Symbol of the Government of Canada

Cassino Memorial

Cassino Memorial

Of the 49,261 members of the Commonwealth forces who died in the fighting in Italy, nearly one-tenth have no known grave. The 4,054 names recorded on the Cassino Memorial include those of 194 Canadians. The Memorial itself, situated within Cassino War Cemetery, consists of pillars of green marble which rise approximately five metres on either side of an ornamental pool and a formal garden. The names are inscribed on these pillars.

On the walls above the stairways that lead up from the main road to the Cemetery, the following words, in English and Italian, are inscribed:

1939-1945
WITHIN THIS CEMETERY STAND MONUMENTS WHICH BEAR THE NAMES OF SOLDIERS OF THE BRITISH COMMONWEALTH AND EMPIRE WHO FELL IN THE ASSAULTS UPON THE SHORES OF SICILY AND ITALY OR IN LATER BATTLES TO FREE ITALIAN SOIL AND TO WHOM THE FORTUNE OF WAR DENIED A KNOWN AND HONOURED GRAVE. AROUND THEM ARE THE GRAVES OF THEIR COMRADES WHO DIED FIGHTING IN THESE PARTS TO OPEN THE WAY TO ROME AND THE NORTH

The Campaigns in Sicily and Italy

The Allied campaign in Sicily and Italy during the Second World War lasted from early July 1943 to the beginning of May 1945. The name Cassino will long be associated with some of the fiercest fighting engaged in by Allied armies in all those 22 months. During the battles that were waged here in the early part of 1944, Cassino, about half-way between Rome and Naples, at the lower end of the Liri Valley was completely destroyed, as was the Abbey of Monte Cassino, on its dominating hill above the town.

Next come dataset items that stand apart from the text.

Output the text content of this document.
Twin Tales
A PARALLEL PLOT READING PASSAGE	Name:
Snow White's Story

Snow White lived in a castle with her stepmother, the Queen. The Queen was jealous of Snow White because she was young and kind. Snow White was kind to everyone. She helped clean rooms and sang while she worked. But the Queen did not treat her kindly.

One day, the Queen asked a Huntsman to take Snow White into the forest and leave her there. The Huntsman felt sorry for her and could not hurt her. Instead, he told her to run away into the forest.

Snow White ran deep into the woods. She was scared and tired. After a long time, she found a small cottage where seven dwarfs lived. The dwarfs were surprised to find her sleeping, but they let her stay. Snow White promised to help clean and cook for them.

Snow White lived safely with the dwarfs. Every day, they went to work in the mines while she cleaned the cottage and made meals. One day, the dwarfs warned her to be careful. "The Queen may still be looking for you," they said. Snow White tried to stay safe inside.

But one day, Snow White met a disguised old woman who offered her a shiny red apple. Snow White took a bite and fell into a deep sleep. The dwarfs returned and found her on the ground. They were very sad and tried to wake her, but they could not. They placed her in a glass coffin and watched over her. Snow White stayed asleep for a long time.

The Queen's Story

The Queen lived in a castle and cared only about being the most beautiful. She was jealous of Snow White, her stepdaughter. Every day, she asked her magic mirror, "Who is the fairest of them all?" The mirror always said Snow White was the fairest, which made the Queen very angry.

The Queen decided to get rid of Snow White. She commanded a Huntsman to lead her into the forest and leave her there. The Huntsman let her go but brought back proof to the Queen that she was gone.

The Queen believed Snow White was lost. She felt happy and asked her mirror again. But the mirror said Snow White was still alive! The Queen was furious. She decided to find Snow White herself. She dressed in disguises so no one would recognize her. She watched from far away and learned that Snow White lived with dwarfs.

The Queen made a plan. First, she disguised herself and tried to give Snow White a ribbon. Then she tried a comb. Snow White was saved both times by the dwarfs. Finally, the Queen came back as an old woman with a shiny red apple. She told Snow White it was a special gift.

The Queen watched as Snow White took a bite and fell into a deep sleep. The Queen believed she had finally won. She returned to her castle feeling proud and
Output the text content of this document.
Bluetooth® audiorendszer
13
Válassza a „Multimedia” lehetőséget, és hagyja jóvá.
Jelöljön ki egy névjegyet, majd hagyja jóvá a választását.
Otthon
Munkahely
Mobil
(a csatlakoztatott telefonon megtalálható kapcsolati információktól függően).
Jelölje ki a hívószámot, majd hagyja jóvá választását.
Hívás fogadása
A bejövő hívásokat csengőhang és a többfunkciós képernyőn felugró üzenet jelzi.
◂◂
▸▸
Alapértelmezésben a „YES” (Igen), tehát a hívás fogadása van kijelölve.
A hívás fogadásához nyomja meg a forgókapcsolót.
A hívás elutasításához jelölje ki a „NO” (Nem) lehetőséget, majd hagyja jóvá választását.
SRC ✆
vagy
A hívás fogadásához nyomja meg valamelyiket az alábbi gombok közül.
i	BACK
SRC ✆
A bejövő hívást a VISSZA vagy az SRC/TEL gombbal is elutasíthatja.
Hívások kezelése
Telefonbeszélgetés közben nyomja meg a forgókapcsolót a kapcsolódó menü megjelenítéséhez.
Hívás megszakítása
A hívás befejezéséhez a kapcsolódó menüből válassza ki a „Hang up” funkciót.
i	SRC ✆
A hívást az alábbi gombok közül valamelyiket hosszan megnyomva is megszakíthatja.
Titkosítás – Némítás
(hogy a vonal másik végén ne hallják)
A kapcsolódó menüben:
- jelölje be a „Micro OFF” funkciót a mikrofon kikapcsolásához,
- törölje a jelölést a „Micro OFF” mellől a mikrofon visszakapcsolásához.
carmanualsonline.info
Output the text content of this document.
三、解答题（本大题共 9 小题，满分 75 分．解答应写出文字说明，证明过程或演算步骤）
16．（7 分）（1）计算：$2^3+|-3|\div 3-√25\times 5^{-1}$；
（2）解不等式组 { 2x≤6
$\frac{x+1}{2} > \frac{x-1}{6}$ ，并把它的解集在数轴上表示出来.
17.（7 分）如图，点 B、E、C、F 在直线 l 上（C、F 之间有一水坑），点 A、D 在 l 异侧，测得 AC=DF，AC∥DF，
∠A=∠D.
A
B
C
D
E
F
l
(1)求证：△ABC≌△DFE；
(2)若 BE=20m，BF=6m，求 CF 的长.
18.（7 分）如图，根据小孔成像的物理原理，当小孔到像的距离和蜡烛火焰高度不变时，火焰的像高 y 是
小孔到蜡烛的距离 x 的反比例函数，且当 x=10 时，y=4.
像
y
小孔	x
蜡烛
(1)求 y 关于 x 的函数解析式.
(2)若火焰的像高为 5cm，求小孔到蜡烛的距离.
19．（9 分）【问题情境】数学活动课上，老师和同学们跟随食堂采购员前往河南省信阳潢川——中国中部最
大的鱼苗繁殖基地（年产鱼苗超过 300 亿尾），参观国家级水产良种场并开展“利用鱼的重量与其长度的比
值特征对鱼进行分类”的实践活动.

On July 10, 1943, the landing on the Sicilian coast of an Allied force comprising the American Seventh and the British Eighth Armies marked the first breach in Adolf Hitler's European fortress. The conquest of Sicily was completed in 38 days, the 1st Canadian Division having played an important part in the Eighth Army's operations. On September 3, British and Canadian troops landed unopposed in the "toe" of the Italian mainland; and six days later a large American-British invasion force assaulted the Salerno beaches south of Naples. Italy capitulated, and German armies took over the country.

Slowly the Allied forces battled northward. On the Adriatic coast the Eighth Army broke the German Winter Line in November, and during Christmas week in some of the bitterest street fighting of the war, Canadian infantry and armour drove crack German troops out of the battered coastal town of Ortona. In the following spring the Eighth Army crossed the peninsula to join the American Fifth Army in an offensive to capture Rome. American and Commonwealth divisions forced the strong Gustav Line between Cassino and the sea, and on May 23, 1944, Canadian forces breached the formidable Adolf Hitler Line. American troops entered Rome on June 4, and the enemy fell back to the prepared defences of the Rimini-Pisa (or Gothic) Line. In September, the two Allied Armies smashed their way through the Gothic position, the Eighth Army's assault on the Adriatic flank spearheaded by the 1st Canadian Corps. After a winter of making little progress across the muddy flats south of the Lombardy Plain, the 1st Canadian Corps moved to Northwest Europe. In the spring a renewed offensive by the American and British armies cleared the northern Italian plains and brought the surrender of nearly a million Axis forces on May 2.